40/01 Verwaltungsverfahren;

Norm

AVG §71 Abs1 Z1;
ZustG §17 Abs3;

Betreff

Der Verwaltungsgerichtshof hat durch den Vorsitzenden Senatspräsident Dr. Griesmacher und die Hofräte Dr. Gruber und Dr. Blaschek als Richter, im Beisein der Schriftführerin Mag. Marihart, über die Beschwerde des K in W, vertreten durch Dr. G, Rechtsanwalt in W, gegen den Bescheid des Unabhängigen Verwaltungssenates im Land Niederösterreich vom 30. November 1993, Zl. Senat-MD-92-173, betreffend Wiedereinsetzung in den vorigen Stand i.A. Übertretung der Gewerbeordnung 1973, zu Recht erkannt:

Spruch

Die Beschwerde wird als unbegründet abgewiesen.
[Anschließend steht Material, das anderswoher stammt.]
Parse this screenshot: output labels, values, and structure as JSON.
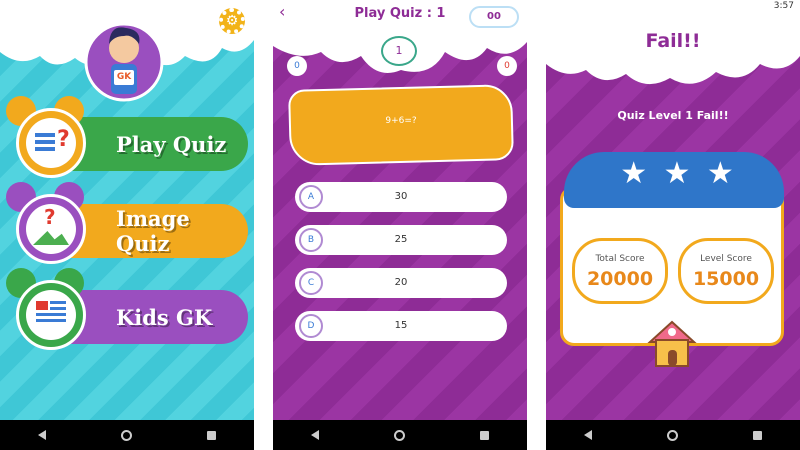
{
  "home": {
    "avatar_badge": "GK",
    "menu": [
      {
        "label": "Play Quiz",
        "icon": "question-list-icon"
      },
      {
        "label": "Image Quiz",
        "icon": "image-question-icon"
      },
      {
        "label": "Kids GK",
        "icon": "newspaper-icon"
      }
    ]
  },
  "quiz": {
    "title": "Play Quiz : 1",
    "timer": "00",
    "question_number": "1",
    "correct_count": "0",
    "wrong_count": "0",
    "question": "9+6=?",
    "answers": [
      {
        "letter": "A",
        "value": "30"
      },
      {
        "letter": "B",
        "value": "25"
      },
      {
        "letter": "C",
        "value": "20"
      },
      {
        "letter": "D",
        "value": "15"
      }
    ]
  },
  "result": {
    "status_time": "3:57",
    "title": "Fail!!",
    "message": "Quiz Level 1 Fail!!",
    "total_score_label": "Total Score",
    "total_score": "20000",
    "level_score_label": "Level Score",
    "level_score": "15000",
    "stars": 3
  },
  "colors": {
    "teal": "#3fc7d6",
    "purple": "#8e2c96",
    "orange": "#f2a91d",
    "green": "#3aa74a",
    "violet": "#9a4fbf"
  }
}
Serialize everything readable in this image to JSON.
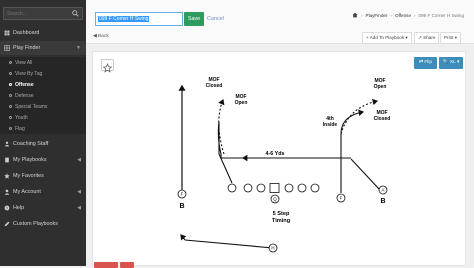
{
  "sidebar": {
    "search_placeholder": "Search...",
    "items": [
      {
        "label": "Dashboard",
        "icon": "dashboard-icon"
      },
      {
        "label": "Play Finder",
        "icon": "grid-icon"
      },
      {
        "label": "Coaching Staff",
        "icon": "staff-icon"
      },
      {
        "label": "My Playbooks",
        "icon": "book-icon"
      },
      {
        "label": "My Favorites",
        "icon": "star-icon"
      },
      {
        "label": "My Account",
        "icon": "user-icon"
      },
      {
        "label": "Help",
        "icon": "help-icon"
      },
      {
        "label": "Custom Playbooks",
        "icon": "edit-icon"
      }
    ],
    "sub_items": [
      "View All",
      "View By Tag",
      "Offense",
      "Defense",
      "Special Teams",
      "Youth",
      "Flag"
    ]
  },
  "header": {
    "play_name": "099 F Corner H Swing",
    "save_label": "Save",
    "cancel_label": "Cancel",
    "back_label": "Back",
    "breadcrumb": [
      "PlayFinder",
      "Offense",
      "099 F Corner H Swing"
    ]
  },
  "toolbar": {
    "add_label": "Add To Playbook",
    "share_label": "Share",
    "print_label": "Print",
    "flip_label": "Flip",
    "zoom_label": "XL"
  },
  "diagram": {
    "labels": {
      "mof_closed_left": [
        "MOF",
        "Closed"
      ],
      "mof_open_left": [
        "MOF",
        "Open"
      ],
      "mof_open_right": [
        "MOF",
        "Open"
      ],
      "fourth_inside": [
        "4th",
        "Inside"
      ],
      "mof_closed_right": [
        "MOF",
        "Closed"
      ],
      "yds": "4-6 Yds",
      "step": [
        "5 Step",
        "Timing"
      ],
      "b_left": "B",
      "b_right": "B"
    },
    "players": {
      "left": "F",
      "center": "Q",
      "right_f": "F",
      "right_a": "A",
      "h": "H"
    }
  }
}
Der Beschwerdeführer hat dem Bund Aufwendungen in der Höhe von S 4.565,-- binnen zwei Wochen bei sonstiger Exekution zu ersetzen.

Begründung

Mit Strafverfügung der Bezirkshauptmannschaft Mödling vom 4. Februar 1992, Zl. 3-45666-91, wurde über den Beschwerdeführer wegen Übertretungen nach § 367 Z. 26 GewO 1973 in 11 Fällen, gemäß § 367 Einleitungssatz leg. cit. jeweils eine Geldstrafe von S 1.000,-- (Ersatzfreiheitsstrafe jeweils 24 Stunden) verhängt.

Die Strafverfügung wurde nach zwei erfolglosen

Zustellungsversuchen vom 18. Februar 1992 und vom 19. Februar 1992 am 20. Februar 1992 hinterlegt.

Mit Schriftsatz vom 7. Mai 1992 beantragte der Beschwerdeführer bei der Bezirkshauptmannschaft Mödling bezüglich des gegenständlichen Verfahrens Wiedereinsetzung in den vorigen Stand und erhob gleichzeitig Einspruch. Der Antrag auf Wiedereinsetzung wurde im wesentlichen damit begründet, der Beschwerdeführer habe niemals die gegenständliche Strafverfügung erhalten. Auch aus dem Behördenakt, in welchem der Vertreter des Beschwerdeführers Einsicht genommen habe, sei eine Zustellung an den Einschreiter nicht ersichtlich. Darüber hinaus sei der Beschwerdeführer in der Zeit vom 17. bis 22. Februar 1992 nicht in Österreich gewesen. Es liege daher eine ungültige Zustellung der Strafverfügung vor, wodurch der Beschwerdeführer an der Einbringung eines Einspruches gehindert gewesen sei. Erst aufgrund der Mahnung vom 15. April 1992, die am 29. April 1992 dem Beschwerdeführer zugestellt worden sei, habe der Beschwerdeführer vom "Strafantrag" überhaupt Kenntnis erlangt. An der Versäumnis der Frist für den Einspruch treffe ihn daher kein Verschulden.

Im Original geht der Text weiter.